The Submission to Give by Ken Dean
Generous giving of ourselves replicates the life of Jesus.
On a recent trip to the Navajo Nation with a group of college students, we discussed the idea of giving ourselves. We identified the contrast between giving out of our excess, with giving when it hurts. At a high level, we agreed that the generosity we are called to involves releasing something that we highly value to someone else for their own betterment. This is an act of submission to the will of God. Our faith in the gospel message is based on Jesus’ submission – giving of his life for the sake of others. This is the ultimate situation of submitting to generosity: giving something we highly value so that others can flourish.
It was an early spring day, the sun was shining. On the cool playground, both the college students and the young Navajo children were experiencing joy through this submission to generosity. These college students had a choice – they could have spent their spring break serving themselves, but instead, they chose to submit to giving of themselves. It was evident that their investment of generosity was having an immediate return. For me, it was like watching a beautiful mountain stream of cool clear water from a source that was never ending. Like the mountain symphony of hearing water crashing against the rocks in the streambed – we can sit and listen to this abundant flow all day. During our trip, there were situations where we had an opportunity to submit to generosity. In some settings, it was easy. While working with the children at the orphanage, the generosity was overflowing – it was natural for these college students to give of their love in generous proportions. The submission to giving of ourselves was empowering.
Other times during our trip, it was more difficult to submit to generosity, like when we interacted with adults whose thoughts and opinions were unlike ours. I watched as the students listened to a speaker with a controversial message. I could see the concern on their faces as they listened to someone spoke of thoughts and actions that were incongruent with their own ideals. The beautiful mountain stream was drying up. The sights and sounds of submission to love were no longer naturally flowing. The students had a choice. They could submit to their conviction to love generously, or rein it in. They struggled to submit. We were able to talk through these experiences at our evening debriefing session – identifying the times when it was natural to submit to generous love and then when this submission to love became much more difficult. The call to submission hadn’t changed, but the effort to submit became nearly impossible.

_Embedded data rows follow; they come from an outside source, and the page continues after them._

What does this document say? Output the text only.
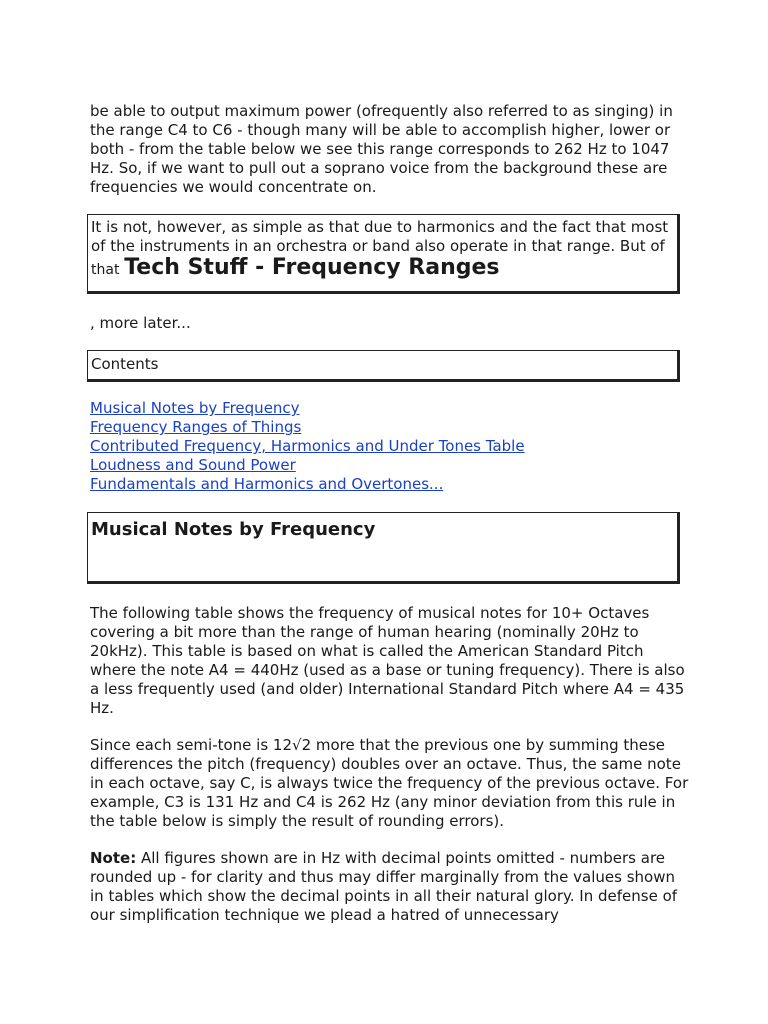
be able to output maximum power (ofrequently also referred to as singing) in the range C4 to C6 - though many will be able to accomplish higher, lower or both - from the table below we see this range corresponds to 262 Hz to 1047 Hz. So, if we want to pull out a soprano voice from the background these are frequencies we would concentrate on.

It is not, however, as simple as that due to harmonics and the fact that most of the instruments in an orchestra or band also operate in that range. But of that Tech Stuff - Frequency Ranges

, more later...

Contents
Musical Notes by Frequency
Frequency Ranges of Things
Contributed Frequency, Harmonics and Under Tones Table
Loudness and Sound Power
Fundamentals and Harmonics and Overtones...
Musical Notes by Frequency

The following table shows the frequency of musical notes for 10+ Octaves covering a bit more than the range of human hearing (nominally 20Hz to 20kHz). This table is based on what is called the American Standard Pitch where the note A4 = 440Hz (used as a base or tuning frequency). There is also a less frequently used (and older) International Standard Pitch where A4 = 435 Hz.

Since each semi-tone is 12√2 more that the previous one by summing these differences the pitch (frequency) doubles over an octave. Thus, the same note in each octave, say C, is always twice the frequency of the previous octave. For example, C3 is 131 Hz and C4 is 262 Hz (any minor deviation from this rule in the table below is simply the result of rounding errors).

Note: All figures shown are in Hz with decimal points omitted - numbers are rounded up - for clarity and thus may differ marginally from the values shown in tables which show the decimal points in all their natural glory. In defense of our simplification technique we plead a hatred of unnecessary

We realized that we weren’t called to submit to other ideas, but we were called to submit to generous love. In a new way, we experienced a new understanding that submission can be one of the most difficult callings. We may feel that some people do not deserve our generous love, and yet we are called to submit. We do not submit only when it feels good, but we exercise our posture of submission to generosity out of obedience. This is when we see that God wants us to submit to His will and His plan…to submit to generous love even when difficult. We are called to produce streams of clear- mountain-spring-water generosity even when in difficult situations. These are the times when we are changing the world for God’s glory through our submission.
Do all the good you can
By all the means you can
In all the ways you can
In all the places you can
At all the times you can
To all the people you can
As long as you ever can
– John Wesley
Sometimes our submission to love others generously has an immediate return. Other times we may not ever identify a return. These are the times when our faith takes over. We exercise a posture of submission because we believe this is our calling from God. These more difficult times become opportunities to pray that our submission to generous love is going to be used by God.
The manifestation of our faith is not just about God’s grace toward us, it is about living differently through submission to Christ. Through these acts of submission, we deny our flesh so that we can become more in touch with our spirit. God rearranges the priorities in our lives so that we can become less self-serving and drawn toward serving others. We can start by asking for a spirit of submission..the idols relating to self will become less powerful. The desires of our heart change.
We can move into this life of submission together. A practical first step of submitting to generosity is to ask God to reveal the areas in our lives where we may not be generous. The Holy Spirit of God will allow us to see the things we hold on to tightly: our love, our time, our money. Then to pray about what submission to generosity looks like in these specific circumstances. What is the spring break in my life? The situation where I can choose to serve myself or serve others? How will we prepare to persevere when submission feels more difficult? Our answers to these questions may take shape in our actions over time. Small steps are better than no steps. Exercising our generosity muscles should take time.
I hope you’ll help shed light on your own reasons for giving and prompt you to think more deeply about the ways you express generosity.
Oh Lord, I want to submit to your leadership by being generous.